As regards some of the talk about doing trade agreements with the US, India and China, such agreements would be commendable. However, in the case of the US, I think there is a failure to recognise the problems of dealing with difficult areas such as the Jones Act, the buy American policy and, indeed, the current President of the US. None of these will make it easy to do a trade deal. India and China do not start from a globalisation position. They are big markets but they will not start from the same place regarding free movement of goods and, indeed, services. To achieve all this we may have to make some of our red lines a little dotted. We have challenges and we may have to compromise.
I speak to your Lordships’ House not just as an ex-Trade Minister but also as a businessman who has sold and imported around the world. The uncertainty that businesses are feeling today is increasingly problematic. The question I hear businessmen being asked repeatedly is: what are you going to do? Most businesses will say in a quiet moment, “It rather depends on what the outcome of the negotiations is”: that is, we cannot plan without knowing what we are planning for. In such an environment, that means that investment in the UK is being deferred. It does not mean that factories are being shut down yet but investment is being deferred although one cannot see that at the moment. It also means that inward investment decisions in the UK are being held back. Shortly—it will not take too long—companies will have to start to make contingency plans. We have already seen the first few of them. We recently saw the announcement from Citibank, and easyJet announced that it would set up in Austria. These are very small movements of people today, but they represent perhaps the start of a trend that we would not welcome. In addition, the other side of that is people deciding not to invest in the UK from outside the UK—and the UK was the number one country for inward investment from around the world in the whole EU.

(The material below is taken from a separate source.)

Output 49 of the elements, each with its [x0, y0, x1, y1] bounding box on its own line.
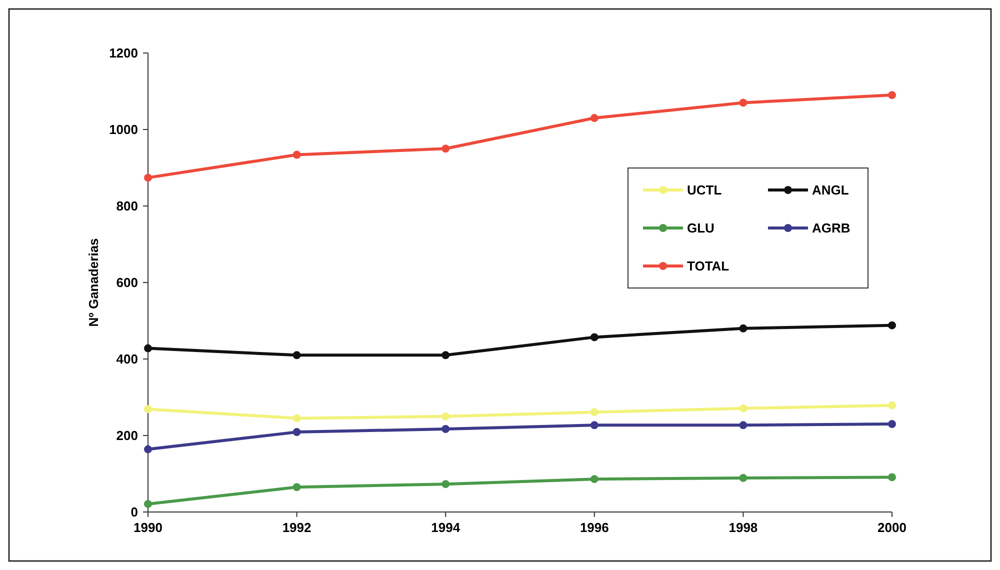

Many people were misled about the ease of Brexit, but we are where we are. In that environment, now is the time to stop platitudes. To have our cake and eat it is just not available; the cake shop shuts in two years’ time—or about 18 months, now—and we have to recognise that. As a country we need to buy some time to avoid the cliff edge, and show some realism. We also have to explain to people the sorts of choices we have to make between the economy, employment, investment and, perhaps, some of the other things, such as free movement and being subject to supranational bodies, which may or may not be the ECJ. This report, which looks at what it means sector by sector, is a practical way in which to start talking to people about what Brexit really means and about how the UK can adapt to its new world.